Decision-making, Intuition and Interoception
Updated: Nov 10
Have you ever had the sense of intuitively knowing precisely what to do at certain moments in your life? Accompanying this is that strange feeling of 'being in the zone', a heightened sense of awareness and a profound feeling of being in the right place at the right time.
The answer as to how this might be is thought to lie in the field of interoception.
Interoception is the ability to sense and perceive the internal state of the body. This includes things like heart rate, breathing, muscle tension, and gut feelings. Intuition is the ability to acquire knowledge without conscious reasoning. It is often described as a gut feeling or a sixth sense.
There is a growing body of research that suggests that interoception and intuition are closely related. For example, studies have shown that people who are better at perceiving their own bodily sensations are also better at making intuitive decisions. Additionally, people who have damage to the areas of the brain that are involved in interoception often experience difficulty making intuitive decisions.
There is some evidence that musicians have enhanced interoceptive abilities. For example, one study found that professional singers were better at discriminating between their own heartbeats and the heartbeats of others than non-musicians. The same study found that musicians were more accurate at tracking their own breathing than non-musicians.
Musicians often talk of the experience of being "in the zone" during musical performance. akin to a peak experience. Musical training involves deeply learnt behaviours which when brought together in performance are likely to increase the possiblity of states of intense joy, of fulfilment, and a deep sense of well-being.
“The Musician's Way” points to the appropriate use of good intuitive decision making skills and that a musician (amateur or professional) may well have acquired enhanced interoceptive capabilities through the practice required to learn their instrument.
There are a number of ways in which the practice of a musical instrument can enhance interoceptive capabilities and thus improve good decision-making:
Attention: Musicians must be able to focus their attention on the task at hand, even in the midst of distractions.
Memory: Musicians must be able to remember and recall musical notation, as well as the physical movements required to play their instrument.
Problem-solving: Musicians must be able to solve problems on the fly, such as when they make a mistake during a performance.
Decision-making: Musicians must make decisions about how to interpret the music, how to use their breath and body, and how to interact with other musicians.
Increased brain connectivity: Studies have shown that playing an instrument can increase the connectivity between different areas of the brain. This can lead to improved cognitive function and decision-making skills.
Enhanced self-regulation: Playing an instrument requires a high degree of self-regulation. Musicians must be able to control their emotions, focus their attention, and manage their time effectively. These skills can also be applied to decision-making.
Improved creativity: Playing an instrument can help to improve creativity. Musicians must be able to come up with new ideas and solutions to problems. This can be a valuable skill in decision-making.
There are several possible explanations for why musicians might have enhanced interoceptive abilities. One possibility is that musical training helps to improve the brain's ability to process bodily signals. Another possibility is that musicians are more focused on their own bodies and sensations than non-musicians, thus developing a greater sense of trust in their body's ability to provide timely information. When we are able to accurately perceive our bodily sensations, we are more likely to trust our gut feelings and intuition. This can be helpful in making decisions, as it can help us to avoid making choices that are not in our best interest. Interoception can help musicians to be more aware of their bodies and how they are feeling and helps them to make better performance decisions. If a musician is feeling tense, they may need to take a few deep breaths to relax before they continue playing. Interoception may well explain what a musician means when they say they feel 'in tune' with their instruments. There is a feeling of connection which in some way helps a musician to produce a more refined sound. For example, a violinist may be able to feel the vibrations of the strings through their body, which can help them to produce a more resonant sound. Interoception helps musicians to be more expressive and enhances the connection with their audience creating a more memorable performance.
Our bodies are constantly sending us signals about our environment and our emotional state.

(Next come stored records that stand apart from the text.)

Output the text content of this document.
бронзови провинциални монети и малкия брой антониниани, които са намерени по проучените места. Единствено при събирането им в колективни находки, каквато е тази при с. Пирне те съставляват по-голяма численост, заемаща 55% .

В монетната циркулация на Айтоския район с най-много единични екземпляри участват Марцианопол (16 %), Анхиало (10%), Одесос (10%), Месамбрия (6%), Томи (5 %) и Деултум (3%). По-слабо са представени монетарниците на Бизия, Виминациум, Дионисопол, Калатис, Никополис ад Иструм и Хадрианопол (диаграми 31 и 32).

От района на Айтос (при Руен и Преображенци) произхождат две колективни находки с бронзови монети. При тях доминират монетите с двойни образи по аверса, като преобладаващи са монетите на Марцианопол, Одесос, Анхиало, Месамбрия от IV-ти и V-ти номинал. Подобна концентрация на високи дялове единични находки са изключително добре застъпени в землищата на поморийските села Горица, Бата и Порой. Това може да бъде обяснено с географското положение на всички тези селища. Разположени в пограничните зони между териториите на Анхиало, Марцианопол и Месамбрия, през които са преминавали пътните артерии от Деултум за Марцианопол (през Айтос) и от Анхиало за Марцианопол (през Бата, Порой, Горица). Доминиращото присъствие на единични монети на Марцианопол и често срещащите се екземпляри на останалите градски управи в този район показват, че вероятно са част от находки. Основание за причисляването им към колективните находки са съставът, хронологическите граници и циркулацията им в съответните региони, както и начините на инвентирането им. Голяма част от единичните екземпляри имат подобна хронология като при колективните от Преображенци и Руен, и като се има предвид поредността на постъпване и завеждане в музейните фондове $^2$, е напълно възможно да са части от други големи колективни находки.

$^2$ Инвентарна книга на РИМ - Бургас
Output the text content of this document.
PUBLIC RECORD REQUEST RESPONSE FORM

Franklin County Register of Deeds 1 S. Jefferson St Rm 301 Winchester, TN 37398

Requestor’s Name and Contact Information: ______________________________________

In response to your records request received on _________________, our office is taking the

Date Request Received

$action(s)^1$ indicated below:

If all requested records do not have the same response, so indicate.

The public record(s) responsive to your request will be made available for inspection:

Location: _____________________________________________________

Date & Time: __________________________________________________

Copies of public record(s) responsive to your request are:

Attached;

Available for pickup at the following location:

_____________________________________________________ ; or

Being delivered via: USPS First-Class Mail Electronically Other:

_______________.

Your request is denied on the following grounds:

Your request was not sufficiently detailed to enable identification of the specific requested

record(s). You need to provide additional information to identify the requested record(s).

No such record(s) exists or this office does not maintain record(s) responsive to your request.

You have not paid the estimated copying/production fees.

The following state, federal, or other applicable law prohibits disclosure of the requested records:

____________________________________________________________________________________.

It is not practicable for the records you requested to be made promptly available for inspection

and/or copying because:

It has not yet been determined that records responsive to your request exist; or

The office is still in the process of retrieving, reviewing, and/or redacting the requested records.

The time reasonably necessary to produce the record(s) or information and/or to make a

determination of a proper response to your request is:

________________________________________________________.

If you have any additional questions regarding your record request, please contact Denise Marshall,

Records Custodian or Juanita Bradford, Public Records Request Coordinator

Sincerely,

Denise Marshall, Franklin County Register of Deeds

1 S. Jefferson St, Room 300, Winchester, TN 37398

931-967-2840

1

These signals are often subtle and difficult to consciously notice. However, people who are good at interoception are better at picking up on these signals and using them to make decisions. To the extent that it is possible to practice intuition, musicians are well-placed to develop interoceptive skills. ("The extraordinary ability of musicians to process multiple streams of auditory, visual, kinaesthetic and intero/extero/proprioceptive information within an affective environment has also led researchers to consider the psycho-socio-emotional function of music within our society." https://research.gold.ac.uk/id/eprint/19105/1/PSY_thesis_RoseD_2016.pdf)
At the present time, research is strongly indicating that these two abilities are closely related and that they play an important role in our decision-making process as witnessed in musical performance.
This all seems to suggest that employing the insights in The Musician’s Way could be a means of making better decisions especially when an in-the-moment decision is called for. The practice required, even if it is purely on an amateur basis, to play a musical instrument is an investment in interoceptive capabilities which are of course then available beyond the field of music.